1 Therefore, there is now no condemnation for those in Christ Jesus,

Romans 8:1

Written by Anna Woerner from the Station Hill Campus

There was no one who knew the Old Testament law better than the first century Jews. Their customs encapsulated it, their days embodied it, and their religion embraced it. They lived by it, judged by it, and as much as their earthly authority allowed, condemned by it. For the Jews, the law gave them a sense of identity and security.

In and of itself, there were no problems with the law, except for one: nobody could keep it. As a result, the reigning issue was that the law wouldn’t—couldn’t— give them what they needed most: a right-standing relationship with a holy God. Instead, it only made their sin even more apparent. Despite this unending knowledge of their sin, the Jews only responded by doing what the law required—leaving little room for a true heart transformation.

Now that we have the whole of scripture at hand, it’s easy to balk at the notion that we would have been like the Jews. Yet while our identity and security may not hinge on the law of Moses, we do hold ourselves to our own microcosm of a law, standards we allow to project condemnation both on ourselves and on others.

This is often seen in our expectations.
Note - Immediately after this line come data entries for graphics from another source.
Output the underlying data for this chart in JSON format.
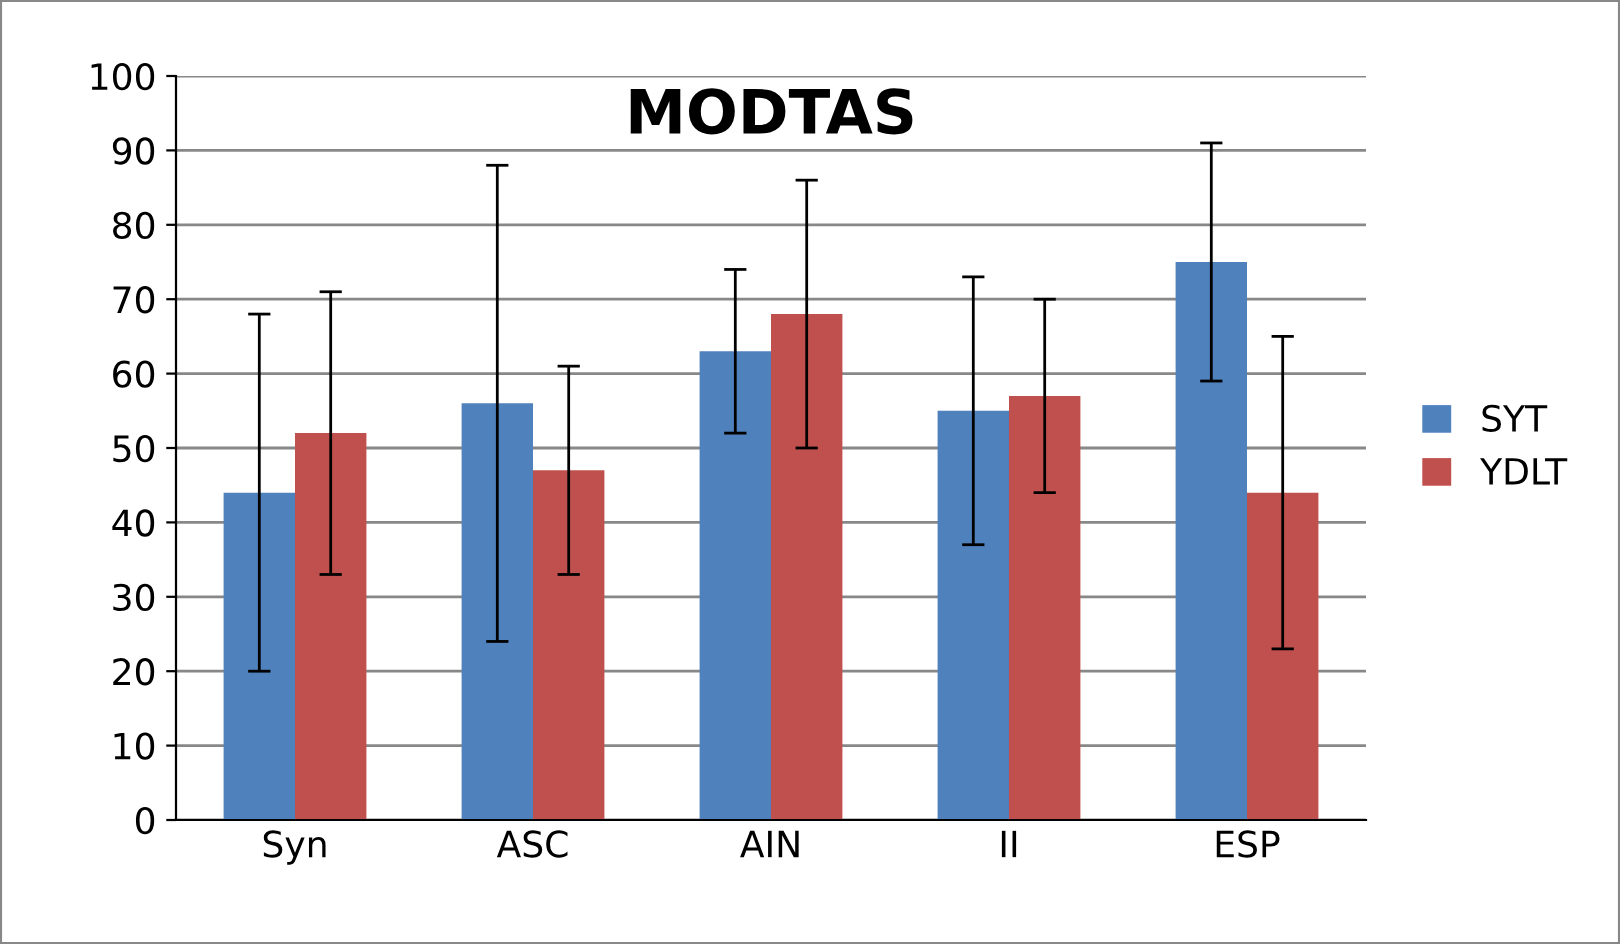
{
  "chart_data": {
    "type": "bar",
    "title": "MODTAS",
    "categories": [
      "Syn",
      "ASC",
      "AIN",
      "II",
      "ESP"
    ],
    "series": [
      {
        "name": "SYT",
        "color": "#4f81bd",
        "values": [
          44,
          56,
          63,
          55,
          75
        ],
        "errors": [
          [
            20,
            68
          ],
          [
            24,
            88
          ],
          [
            52,
            74
          ],
          [
            37,
            73
          ],
          [
            59,
            91
          ]
        ]
      },
      {
        "name": "YDLT",
        "color": "#c0504d",
        "values": [
          52,
          47,
          68,
          57,
          44
        ],
        "errors": [
          [
            33,
            71
          ],
          [
            33,
            61
          ],
          [
            50,
            86
          ],
          [
            44,
            70
          ],
          [
            23,
            65
          ]
        ]
      }
    ],
    "ylim": [
      0,
      100
    ],
    "yticks": [
      0,
      10,
      20,
      30,
      40,
      50,
      60,
      70,
      80,
      90,
      100
    ],
    "grid": "y",
    "legend": "right"
  }
}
We are quick to label ourselves as inept, or another person as inconsiderate, when things don’t go our way. This became glaringly obvious with the onset of the events of 2020. The abrupt ending of, well, everything, created a startling displacement of our expectations. We thought we would be going on that vacation, our kids would be going to that camp, and our extra bonus would be going into that separate bank account.
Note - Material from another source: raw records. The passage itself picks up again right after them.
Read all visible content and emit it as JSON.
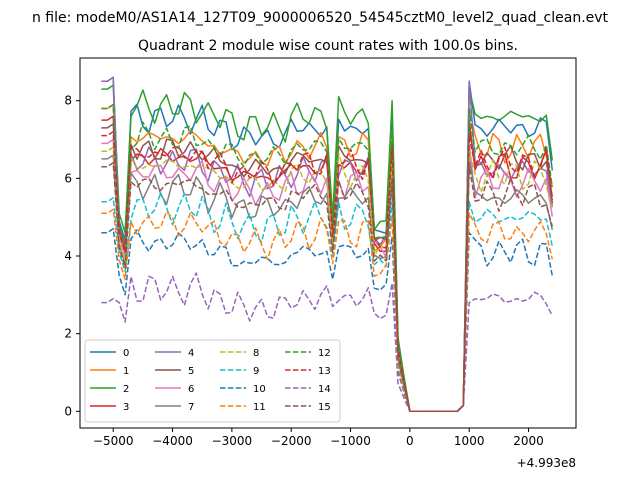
{
  "figure": {
    "suptitle": "n file: modeM0/AS1A14_127T09_9000006520_54545cztM0_level2_quad_clean.evt",
    "title": "Quadrant 2 module wise count rates with 100.0s bins."
  },
  "chart_data": {
    "type": "line",
    "title": "Quadrant 2 module wise count rates with 100.0s bins.",
    "xlabel": "",
    "ylabel": "",
    "x_offset_label": "+4.993e8",
    "xlim": [
      -5560,
      2800
    ],
    "ylim": [
      -0.43,
      9.1
    ],
    "grid": false,
    "legend_placement": "lower-left",
    "xticks": [
      {
        "value": -5000,
        "label": "−5000"
      },
      {
        "value": -4000,
        "label": "−4000"
      },
      {
        "value": -3000,
        "label": "−3000"
      },
      {
        "value": -2000,
        "label": "−2000"
      },
      {
        "value": -1000,
        "label": "−1000"
      },
      {
        "value": 0,
        "label": "0"
      },
      {
        "value": 1000,
        "label": "1000"
      },
      {
        "value": 2000,
        "label": "2000"
      }
    ],
    "yticks": [
      {
        "value": 0,
        "label": "0"
      },
      {
        "value": 2,
        "label": "2"
      },
      {
        "value": 4,
        "label": "4"
      },
      {
        "value": 6,
        "label": "6"
      },
      {
        "value": 8,
        "label": "8"
      }
    ],
    "series": [
      {
        "name": "0",
        "color": "#1f77b4",
        "style": "solid",
        "level": 7.3,
        "start": 8.5,
        "dip": 4.4
      },
      {
        "name": "1",
        "color": "#ff7f0e",
        "style": "solid",
        "level": 6.8,
        "start": 7.8,
        "dip": 4.1
      },
      {
        "name": "2",
        "color": "#2ca02c",
        "style": "solid",
        "level": 7.6,
        "start": 8.3,
        "dip": 4.6
      },
      {
        "name": "3",
        "color": "#d62728",
        "style": "solid",
        "level": 6.3,
        "start": 7.5,
        "dip": 4.0
      },
      {
        "name": "4",
        "color": "#9467bd",
        "style": "solid",
        "level": 6.2,
        "start": 8.5,
        "dip": 4.3
      },
      {
        "name": "5",
        "color": "#8c564b",
        "style": "solid",
        "level": 6.5,
        "start": 7.3,
        "dip": 4.2
      },
      {
        "name": "6",
        "color": "#e377c2",
        "style": "solid",
        "level": 5.9,
        "start": 6.9,
        "dip": 4.0
      },
      {
        "name": "7",
        "color": "#7f7f7f",
        "style": "solid",
        "level": 5.5,
        "start": 6.5,
        "dip": 3.8
      },
      {
        "name": "8",
        "color": "#bcbd22",
        "style": "dashed",
        "level": 6.1,
        "start": 6.7,
        "dip": 3.9
      },
      {
        "name": "9",
        "color": "#17becf",
        "style": "dashed",
        "level": 5.0,
        "start": 5.4,
        "dip": 3.6
      },
      {
        "name": "10",
        "color": "#1f77b4",
        "style": "dashed",
        "level": 4.1,
        "start": 4.6,
        "dip": 3.0
      },
      {
        "name": "11",
        "color": "#ff7f0e",
        "style": "dashed",
        "level": 4.6,
        "start": 5.1,
        "dip": 3.4
      },
      {
        "name": "12",
        "color": "#2ca02c",
        "style": "dashed",
        "level": 6.8,
        "start": 7.8,
        "dip": 4.3
      },
      {
        "name": "13",
        "color": "#d62728",
        "style": "dashed",
        "level": 6.4,
        "start": 7.1,
        "dip": 4.1
      },
      {
        "name": "14",
        "color": "#9467bd",
        "style": "dashed",
        "level": 2.9,
        "start": 2.8,
        "dip": 2.3
      },
      {
        "name": "15",
        "color": "#8c564b",
        "style": "dashed",
        "level": 5.6,
        "start": 6.3,
        "dip": 3.7
      }
    ]
  }
}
Our expectations immediately became something we couldn’t live up to, and condemnation set in. If we didn’t feel like a failure, we felt like someone else was failing us. We like having our plans. But even more, we like when our plans cater to our personal kingdoms, where we write our own law. But only when our law is overpowered do we see the true state of our own hearts.

This unveiling happened to the Jews when Christ called them on their self-exaltation, and it happens to us when He draws us away from ours. To be in Christ is to give up allegiance to ourselves, our desires, and yes, the self-imposed “laws” to which we cling. In Him there is no condemnation, earthly or eternally. In Him we live and move and have our being. In Him we have peace with God, and therefore, we have peace.

Questions to Ask Yourself

  1. Is it difficult for you to be at peace? If so, why?
  2. What are some ways you face self-condemnation when you don’t live up to your own expectations?
  3. How can you separate yourself from your expectations in order to maintain peace about where the Lord has you right now?

Missions Prayer
Pray for local partner ministry Youth Encouragement Services. This ministry serves two specific neighborhoods in Nashville with after school tutoring, games, a devotional, skills training, a hot meal, and help with navigating life issues. YES is a safe and encouraging place for students over years—often the YES staff helps students apply for college and beyond. Pray for the gospel to be shared and lived out daily at Youth Encouragement Services.